If getting his debut made was unlikely, getting it seen was borderline miraculous.
“I finish it, I submit it to every festival and get rejected from every festival. Every festival. I mean, I started with Sundance, and then Berlin, and ding ding ding [makes bullet-point/list gesture] all the way down to the Hot Springs Arkansas Film Festival, who reject one film every five years, and they rejected my film.

“But a friend of a friend was a publicist and she watched the film and she had an emotional reaction and wanted to help. And she said, ‘I do the publicity at a very small film festival in LA called the LA Independent Film Festival.‘ This was the fourth year she was going to do it for free and she says to them, ‘My fee is that you have to put this film in the festival.’ And she told the director of the festival, showed it to him. He did not like it.

“But he gave it one screening on Saturday at 10.30 in the morning in a small theater. But she’d chosen it to be one of the three films to press screen, and it got a big reaction, so there was a line around the block. And I got to watch it with an audience and so long as I live there will not be a more gratifying experience.

“It can’t happen again, it was such a transcendent experience. And then it sold, it got invited to every festival. It went to Berlin that had rejected it, it won top prize at the international Forum, it got a theatrical release, HBO bought it, it won an Emmy.”

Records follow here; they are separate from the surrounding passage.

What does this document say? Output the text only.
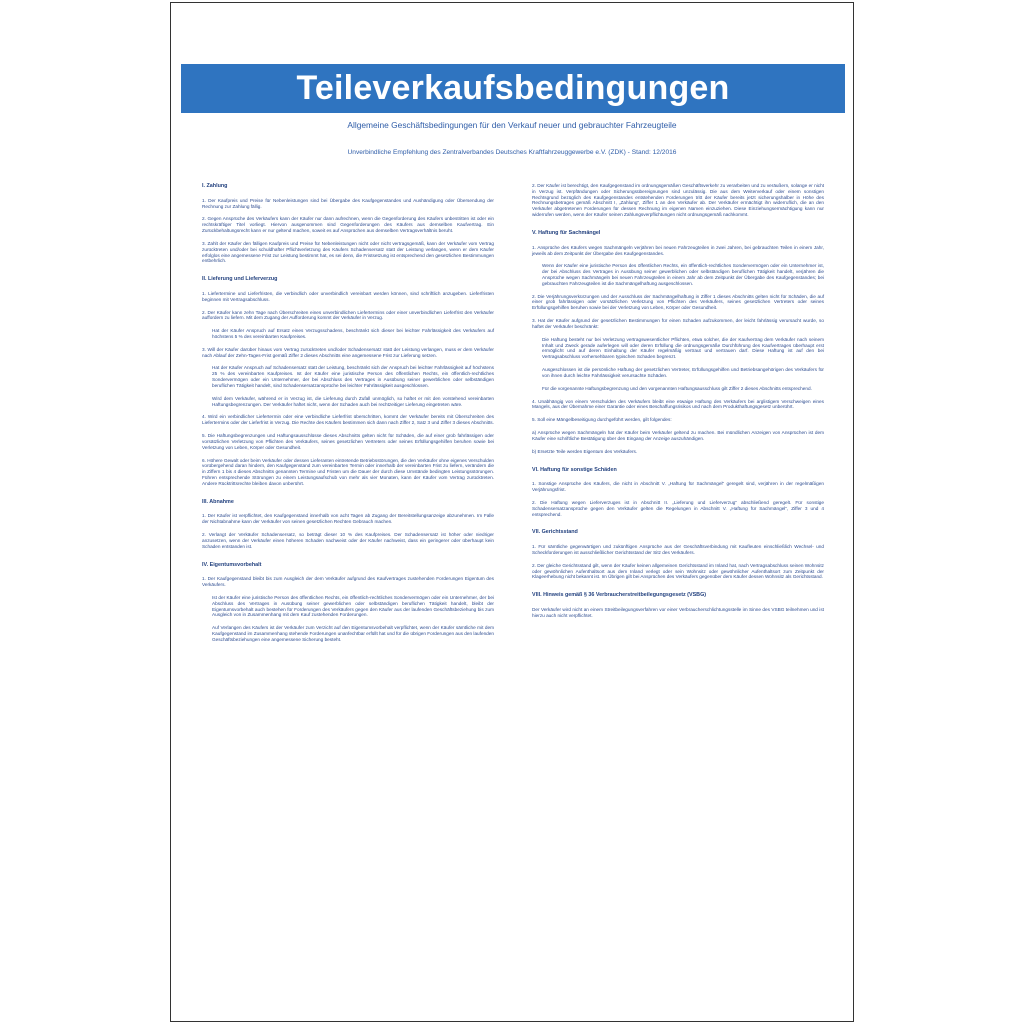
Teileverkaufsbedingungen
Allgemeine Geschäftsbedingungen für den Verkauf neuer und gebrauchter Fahrzeugteile
Unverbindliche Empfehlung des Zentralverbandes Deutsches Kraftfahrzeuggewerbe e.V. (ZDK) - Stand: 12/2016
I. Zahlung
1. Der Kaufpreis und Preise für Nebenleistungen sind bei Übergabe des Kaufgegenstandes und Aushändigung oder Übersendung der Rechnung zur Zahlung fällig.
2. Gegen Ansprüche des Verkäufers kann der Käufer nur dann aufrechnen, wenn die Gegenforderung des Käufers unbestritten ist oder ein rechtskräftiger Titel vorliegt. Hiervon ausgenommen sind Gegenforderungen des Käufers aus demselben Kaufvertrag. Ein Zurückbehaltungsrecht kann er nur geltend machen, soweit es auf Ansprüchen aus demselben Vertragsverhältnis beruht.
3. Zahlt der Käufer den fälligen Kaufpreis und Preise für Nebenleistungen nicht oder nicht vertragsgemäß, kann der Verkäufer vom Vertrag zurücktreten und/oder bei schuldhafter Pflichtverletzung des Käufers Schadensersatz statt der Leistung verlangen, wenn er dem Käufer erfolglos eine angemessene Frist zur Leistung bestimmt hat, es sei denn, die Fristsetzung ist entsprechend den gesetzlichen Bestimmungen entbehrlich.
II. Lieferung und Lieferverzug
1. Liefertermine und Lieferfristen, die verbindlich oder unverbindlich vereinbart werden können, sind schriftlich anzugeben. Lieferfristen beginnen mit Vertragsabschluss.
2. Der Käufer kann zehn Tage nach Überschreiten eines unverbindlichen Liefertermins oder einer unverbindlichen Lieferfrist den Verkäufer auffordern zu liefern. Mit dem Zugang der Aufforderung kommt der Verkäufer in Verzug.
Hat der Käufer Anspruch auf Ersatz eines Verzugsschadens, beschränkt sich dieser bei leichter Fahrlässigkeit des Verkäufers auf höchstens 5 % des vereinbarten Kaufpreises.
3. Will der Käufer darüber hinaus vom Vertrag zurücktreten und/oder Schadensersatz statt der Leistung verlangen, muss er dem Verkäufer nach Ablauf der Zehn-Tages-Frist gemäß Ziffer 2 dieses Abschnitts eine angemessene Frist zur Lieferung setzen.
Hat der Käufer Anspruch auf Schadensersatz statt der Leistung, beschränkt sich der Anspruch bei leichter Fahrlässigkeit auf höchstens 25 % des vereinbarten Kaufpreises. Ist der Käufer eine juristische Person des öffentlichen Rechts, ein öffentlich-rechtliches Sondervermögen oder ein Unternehmer, der bei Abschluss des Vertrages in Ausübung seiner gewerblichen oder selbständigen beruflichen Tätigkeit handelt, sind Schadensersatzansprüche bei leichter Fahrlässigkeit ausgeschlossen.
Wird dem Verkäufer, während er in Verzug ist, die Lieferung durch Zufall unmöglich, so haftet er mit den vorstehend vereinbarten Haftungsbegrenzungen. Der Verkäufer haftet nicht, wenn der Schaden auch bei rechtzeitiger Lieferung eingetreten wäre.
4. Wird ein verbindlicher Liefertermin oder eine verbindliche Lieferfrist überschritten, kommt der Verkäufer bereits mit Überschreiten des Liefertermins oder der Lieferfrist in Verzug. Die Rechte des Käufers bestimmen sich dann nach Ziffer 2, Satz 3 und Ziffer 3 dieses Abschnitts.
5. Die Haftungsbegrenzungen und Haftungsausschlüsse dieses Abschnitts gelten nicht für Schäden, die auf einer grob fahrlässigen oder vorsätzlichen Verletzung von Pflichten des Verkäufers, seines gesetzlichen Vertreters oder seines Erfüllungsgehilfen beruhen sowie bei Verletzung von Leben, Körper oder Gesundheit.
6. Höhere Gewalt oder beim Verkäufer oder dessen Lieferanten eintretende Betriebsstörungen, die den Verkäufer ohne eigenes Verschulden vorübergehend daran hindern, den Kaufgegenstand zum vereinbarten Termin oder innerhalb der vereinbarten Frist zu liefern, verändern die in Ziffern 1 bis 4 dieses Abschnitts genannten Termine und Fristen um die Dauer der durch diese Umstände bedingten Leistungsstörungen. Führen entsprechende Störungen zu einem Leistungsaufschub von mehr als vier Monaten, kann der Käufer vom Vertrag zurücktreten. Andere Rücktrittsrechte bleiben davon unberührt.
III. Abnahme
1. Der Käufer ist verpflichtet, den Kaufgegenstand innerhalb von acht Tagen ab Zugang der Bereitstellungsanzeige abzunehmen. Im Falle der Nichtabnahme kann der Verkäufer von seinen gesetzlichen Rechten Gebrauch machen.
2. Verlangt der Verkäufer Schadensersatz, so beträgt dieser 10 % des Kaufpreises. Der Schadensersatz ist höher oder niedriger anzusetzen, wenn der Verkäufer einen höheren Schaden nachweist oder der Käufer nachweist, dass ein geringerer oder überhaupt kein Schaden entstanden ist.
IV. Eigentumsvorbehalt
1. Der Kaufgegenstand bleibt bis zum Ausgleich der dem Verkäufer aufgrund des Kaufvertrages zustehenden Forderungen Eigentum des Verkäufers.
Ist der Käufer eine juristische Person des öffentlichen Rechts, ein öffentlich-rechtliches Sondervermögen oder ein Unternehmer, der bei Abschluss des Vertrages in Ausübung seiner gewerblichen oder selbständigen beruflichen Tätigkeit handelt, bleibt der Eigentumsvorbehalt auch bestehen für Forderungen des Verkäufers gegen den Käufer aus der laufenden Geschäftsbeziehung bis zum Ausgleich von in Zusammenhang mit dem Kauf zustehenden Forderungen.
Auf Verlangen des Käufers ist der Verkäufer zum Verzicht auf den Eigentumsvorbehalt verpflichtet, wenn der Käufer sämtliche mit dem Kaufgegenstand im Zusammenhang stehende Forderungen unanfechtbar erfüllt hat und für die übrigen Forderungen aus den laufenden Geschäftsbeziehungen eine angemessene Sicherung besteht.
2. Der Käufer ist berechtigt, den Kaufgegenstand im ordnungsgemäßen Geschäftsverkehr zu verarbeiten und zu veräußern, solange er nicht in Verzug ist. Verpfändungen oder Sicherungsübereignungen sind unzulässig. Die aus dem Weiterverkauf oder einem sonstigen Rechtsgrund bezüglich des Kaufgegenstandes entstehenden Forderungen tritt der Käufer bereits jetzt sicherungshalber in Höhe des Rechnungsbetrages gemäß Abschnitt I, „Zahlung“, Ziffer 1 an den Verkäufer ab. Der Verkäufer ermächtigt ihn widerruflich, die an den Verkäufer abgetretenen Forderungen für dessen Rechnung im eigenen Namen einzuziehen. Diese Einziehungsermächtigung kann nur widerrufen werden, wenn der Käufer seinen Zahlungsverpflichtungen nicht ordnungsgemäß nachkommt.
V. Haftung für Sachmängel
1. Ansprüche des Käufers wegen Sachmängeln verjähren bei neuen Fahrzeugteilen in zwei Jahren, bei gebrauchten Teilen in einem Jahr, jeweils ab dem Zeitpunkt der Übergabe des Kaufgegenstandes.
Wenn der Käufer eine juristische Person des öffentlichen Rechts, ein öffentlich-rechtliches Sondervermögen oder ein Unternehmer ist, der bei Abschluss des Vertrages in Ausübung seiner gewerblichen oder selbständigen beruflichen Tätigkeit handelt, verjähren die Ansprüche wegen Sachmängeln bei neuen Fahrzeugteilen in einem Jahr ab dem Zeitpunkt der Übergabe des Kaufgegenstandes; bei gebrauchten Fahrzeugteilen ist die Sachmängelhaftung ausgeschlossen.
2. Die Verjährungsverkürzungen und der Ausschluss der Sachmängelhaftung in Ziffer 1 dieses Abschnitts gelten nicht für Schäden, die auf einer grob fahrlässigen oder vorsätzlichen Verletzung von Pflichten des Verkäufers, seines gesetzlichen Vertreters oder seines Erfüllungsgehilfen beruhen sowie bei der Verletzung von Leben, Körper oder Gesundheit.
3. Hat der Käufer aufgrund der gesetzlichen Bestimmungen für einen Schaden aufzukommen, der leicht fahrlässig verursacht wurde, so haftet der Verkäufer beschränkt:
Die Haftung besteht nur bei Verletzung vertragswesentlicher Pflichten, etwa solcher, die der Kaufvertrag dem Verkäufer nach seinem Inhalt und Zweck gerade auferlegen will oder deren Erfüllung die ordnungsgemäße Durchführung des Kaufvertrages überhaupt erst ermöglicht und auf deren Einhaltung der Käufer regelmäßig vertraut und vertrauen darf. Diese Haftung ist auf den bei Vertragsabschluss vorhersehbaren typischen Schaden begrenzt.
Ausgeschlossen ist die persönliche Haftung der gesetzlichen Vertreter, Erfüllungsgehilfen und Betriebsangehörigen des Verkäufers für von ihnen durch leichte Fahrlässigkeit verursachte Schäden.
Für die vorgenannte Haftungsbegrenzung und den vorgenannten Haftungsausschluss gilt Ziffer 2 dieses Abschnitts entsprechend.
4. Unabhängig von einem Verschulden des Verkäufers bleibt eine etwaige Haftung des Verkäufers bei arglistigem Verschweigen eines Mangels, aus der Übernahme einer Garantie oder eines Beschaffungsrisikos und nach dem Produkthaftungsgesetz unberührt.
5. Soll eine Mängelbeseitigung durchgeführt werden, gilt folgendes:
a) Ansprüche wegen Sachmängeln hat der Käufer beim Verkäufer geltend zu machen. Bei mündlichen Anzeigen von Ansprüchen ist dem Käufer eine schriftliche Bestätigung über den Eingang der Anzeige auszuhändigen.
b) Ersetzte Teile werden Eigentum des Verkäufers.
VI. Haftung für sonstige Schäden
1. Sonstige Ansprüche des Käufers, die nicht in Abschnitt V. „Haftung für Sachmängel“ geregelt sind, verjähren in der regelmäßigen Verjährungsfrist.
2. Die Haftung wegen Lieferverzuges ist in Abschnitt II. „Lieferung und Lieferverzug“ abschließend geregelt. Für sonstige Schadensersatzansprüche gegen den Verkäufer gelten die Regelungen in Abschnitt V. „Haftung für Sachmängel“, Ziffer 3 und 4 entsprechend.
VII. Gerichtsstand
1. Für sämtliche gegenwärtigen und zukünftigen Ansprüche aus der Geschäftsverbindung mit Kaufleuten einschließlich Wechsel- und Scheckforderungen ist ausschließlicher Gerichtsstand der Sitz des Verkäufers.
2. Der gleiche Gerichtsstand gilt, wenn der Käufer keinen allgemeinen Gerichtsstand im Inland hat, nach Vertragsabschluss seinen Wohnsitz oder gewöhnlichen Aufenthaltsort aus dem Inland verlegt oder sein Wohnsitz oder gewöhnlicher Aufenthaltsort zum Zeitpunkt der Klageerhebung nicht bekannt ist. Im Übrigen gilt bei Ansprüchen des Verkäufers gegenüber dem Käufer dessen Wohnsitz als Gerichtsstand.
VIII. Hinweis gemäß § 36 Verbraucherstreitbeilegungsgesetz (VSBG)
Der Verkäufer wird nicht an einem Streitbeilegungsverfahren vor einer Verbraucherschlichtungsstelle im Sinne des VSBG teilnehmen und ist hierzu auch nicht verpflichtet.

blankHard to believe but his narrative debut, and only second film ever, was “Capote,” which won his old friend Philip Seymour Hoffman his only Oscar, was written by another friend, Dan Futterman, and was based on the same New Yorker story as rival project “Infamous,” which was in development at the same time.
“Turns out that someone else had read that article also! And now there were two movies that were about the same exact thing. My friend said, ‘maybe we could beat it, if you direct it.’ So I just kept trying to take one step and if I was successful in that first step, I’d take a second step. And so my first step was I called up Philip Seymour Hoffman, and asked him to read the script (we did a theater program together at 16, and were very good friends).”

With the Oscar win it seems like a no-brainer, but looking back on it, casting Hoffman as Capote was pretty strange.
“When I think back on it, I think it was totally insane. Capote was 5′ 2”, Phil was 5’10″1/2, he weighed about 240 lbs, and had a deep voice, thick wrists like a wrestler or a football player — like a jock. He did have the right color hair, though. But he was an amazing actor. And I said, ‘We could do things to make you look smaller.’ Everyone was put on boxes, we cast really big people, the costume designer made tight shoulders that squeezed him so his head looked bigger in proportion to his body.

“But the main thing is the character’s interior and without getting too deep into it, there are lots of parallels in Phil’s life. Which I knew and only became more evident with time. There was something about that character that he could own that nobody else could.”